Fitch: New crisis increases pressure on Europe, Cyprus among the most resilient countries
The new energy crisis caused by the conflict surrounding Iran is increasing pressure on the economies of Western European countries. According to an analysis by the Fitch ratings agency, rising energy prices, accelerating inflation, and slowing economic growth pose serious risks to the financial stability of several European states.
According to the agency's assessment, Belgium, France, and the United Kingdom remain the most vulnerable, with limited financial safety margins. Fitch notes that many countries have already approached the new crisis with high levels of deficit and debt burden, and deteriorating financing conditions only increase pressure on budgets.

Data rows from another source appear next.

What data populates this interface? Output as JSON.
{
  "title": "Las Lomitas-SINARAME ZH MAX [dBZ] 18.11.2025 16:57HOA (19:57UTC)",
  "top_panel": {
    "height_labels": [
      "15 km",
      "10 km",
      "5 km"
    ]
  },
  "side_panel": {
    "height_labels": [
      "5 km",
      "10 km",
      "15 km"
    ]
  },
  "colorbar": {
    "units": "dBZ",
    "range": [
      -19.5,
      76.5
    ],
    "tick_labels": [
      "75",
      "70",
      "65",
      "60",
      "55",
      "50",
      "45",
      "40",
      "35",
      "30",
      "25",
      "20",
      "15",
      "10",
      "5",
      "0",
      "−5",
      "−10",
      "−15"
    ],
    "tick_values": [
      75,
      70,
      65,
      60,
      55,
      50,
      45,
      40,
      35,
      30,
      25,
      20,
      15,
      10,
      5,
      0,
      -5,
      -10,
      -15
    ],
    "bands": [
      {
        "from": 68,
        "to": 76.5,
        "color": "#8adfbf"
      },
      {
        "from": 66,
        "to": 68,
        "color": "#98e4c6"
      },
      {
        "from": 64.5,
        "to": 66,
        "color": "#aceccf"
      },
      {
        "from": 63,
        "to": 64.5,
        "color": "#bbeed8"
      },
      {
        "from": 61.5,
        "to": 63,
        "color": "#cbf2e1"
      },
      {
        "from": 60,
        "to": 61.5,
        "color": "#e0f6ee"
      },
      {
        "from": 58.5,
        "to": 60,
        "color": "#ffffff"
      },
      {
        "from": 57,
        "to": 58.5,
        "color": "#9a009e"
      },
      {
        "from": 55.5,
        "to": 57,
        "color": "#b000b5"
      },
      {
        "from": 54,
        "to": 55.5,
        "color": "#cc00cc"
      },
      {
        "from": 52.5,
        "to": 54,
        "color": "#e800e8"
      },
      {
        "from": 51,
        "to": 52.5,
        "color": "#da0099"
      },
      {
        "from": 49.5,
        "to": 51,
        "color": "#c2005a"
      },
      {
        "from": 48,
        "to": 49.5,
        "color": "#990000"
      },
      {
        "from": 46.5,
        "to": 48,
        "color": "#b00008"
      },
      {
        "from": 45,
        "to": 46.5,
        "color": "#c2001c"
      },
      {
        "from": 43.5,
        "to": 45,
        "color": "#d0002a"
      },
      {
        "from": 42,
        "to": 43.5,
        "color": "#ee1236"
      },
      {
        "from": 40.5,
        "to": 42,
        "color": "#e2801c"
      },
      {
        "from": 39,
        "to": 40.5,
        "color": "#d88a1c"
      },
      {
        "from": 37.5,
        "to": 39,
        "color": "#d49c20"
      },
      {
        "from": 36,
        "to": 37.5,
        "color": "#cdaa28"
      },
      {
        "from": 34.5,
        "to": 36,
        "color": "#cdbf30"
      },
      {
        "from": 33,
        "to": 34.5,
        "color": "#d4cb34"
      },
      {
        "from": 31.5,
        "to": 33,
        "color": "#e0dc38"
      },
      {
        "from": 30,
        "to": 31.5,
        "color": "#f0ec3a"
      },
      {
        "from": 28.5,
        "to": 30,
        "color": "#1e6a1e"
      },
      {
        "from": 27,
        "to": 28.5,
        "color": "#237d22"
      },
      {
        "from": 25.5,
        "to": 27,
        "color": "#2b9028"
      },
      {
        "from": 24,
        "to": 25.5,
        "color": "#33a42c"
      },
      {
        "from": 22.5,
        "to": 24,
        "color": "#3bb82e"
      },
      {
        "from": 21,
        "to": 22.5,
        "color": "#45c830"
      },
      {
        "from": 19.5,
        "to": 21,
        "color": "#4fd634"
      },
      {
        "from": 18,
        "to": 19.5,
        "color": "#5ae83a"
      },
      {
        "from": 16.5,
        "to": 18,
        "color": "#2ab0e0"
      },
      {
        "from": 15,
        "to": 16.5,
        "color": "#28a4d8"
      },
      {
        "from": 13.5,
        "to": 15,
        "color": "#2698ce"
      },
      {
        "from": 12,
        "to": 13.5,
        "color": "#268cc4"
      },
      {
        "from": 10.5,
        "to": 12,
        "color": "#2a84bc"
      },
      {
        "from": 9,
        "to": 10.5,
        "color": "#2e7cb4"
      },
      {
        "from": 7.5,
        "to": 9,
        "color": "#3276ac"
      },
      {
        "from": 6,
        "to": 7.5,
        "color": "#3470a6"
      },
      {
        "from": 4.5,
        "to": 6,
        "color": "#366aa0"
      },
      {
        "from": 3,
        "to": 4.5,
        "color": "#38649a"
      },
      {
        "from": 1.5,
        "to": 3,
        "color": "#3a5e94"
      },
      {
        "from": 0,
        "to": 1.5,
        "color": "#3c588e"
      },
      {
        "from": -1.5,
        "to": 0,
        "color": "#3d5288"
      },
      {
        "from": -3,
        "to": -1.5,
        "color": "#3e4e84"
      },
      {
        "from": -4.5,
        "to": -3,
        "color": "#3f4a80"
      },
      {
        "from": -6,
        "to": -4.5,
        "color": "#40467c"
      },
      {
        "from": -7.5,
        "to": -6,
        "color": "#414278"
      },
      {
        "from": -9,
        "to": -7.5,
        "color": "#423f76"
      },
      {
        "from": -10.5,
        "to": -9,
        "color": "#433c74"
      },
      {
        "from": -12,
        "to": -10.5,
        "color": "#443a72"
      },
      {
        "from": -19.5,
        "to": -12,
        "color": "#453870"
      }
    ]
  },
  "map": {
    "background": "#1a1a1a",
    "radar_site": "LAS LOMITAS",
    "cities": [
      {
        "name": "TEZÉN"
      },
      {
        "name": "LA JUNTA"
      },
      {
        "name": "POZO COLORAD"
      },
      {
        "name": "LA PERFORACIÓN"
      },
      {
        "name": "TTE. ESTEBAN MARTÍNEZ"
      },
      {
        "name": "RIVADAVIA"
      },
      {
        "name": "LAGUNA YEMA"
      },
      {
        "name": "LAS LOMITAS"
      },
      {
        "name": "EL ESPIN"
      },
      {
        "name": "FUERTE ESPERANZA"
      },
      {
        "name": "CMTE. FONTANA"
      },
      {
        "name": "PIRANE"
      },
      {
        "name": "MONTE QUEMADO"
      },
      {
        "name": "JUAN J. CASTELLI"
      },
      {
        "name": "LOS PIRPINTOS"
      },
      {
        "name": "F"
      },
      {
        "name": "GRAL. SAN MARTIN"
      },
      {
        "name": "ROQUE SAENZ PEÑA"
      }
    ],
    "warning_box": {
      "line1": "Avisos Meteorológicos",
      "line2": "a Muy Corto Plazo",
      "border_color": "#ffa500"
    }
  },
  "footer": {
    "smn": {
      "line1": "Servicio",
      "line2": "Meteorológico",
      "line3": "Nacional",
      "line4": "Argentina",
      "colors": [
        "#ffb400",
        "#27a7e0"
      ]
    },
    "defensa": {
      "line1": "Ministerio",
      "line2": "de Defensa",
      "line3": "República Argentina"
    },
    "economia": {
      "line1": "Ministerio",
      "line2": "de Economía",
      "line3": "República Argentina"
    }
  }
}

At the same time, states that have adhered to stricter fiscal discipline in recent years have more room to support their economies. These include Cyprus, Greece, Ireland, the Netherlands, Portugal, and most Scandinavian countries. However, analysts emphasize that even these states will have to act cautiously to avoid a new increase in national debt.
Situation in Cyprus
Cyprus has emerged among the EU countries with the most stable financial positions in the face of the new energy crisis. Fitch believes that the consistent fiscal policy of recent years gives the republic a certain safety margin to support the population and businesses in case of further deterioration of the situation.
Nevertheless, experts warn that Cyprus remains sensitive to external energy and geopolitical shocks due to the economy's dependence on tourism, transport, and energy imports. Authorities are likely to strive to maintain a balance between support measures and control over the budget deficit.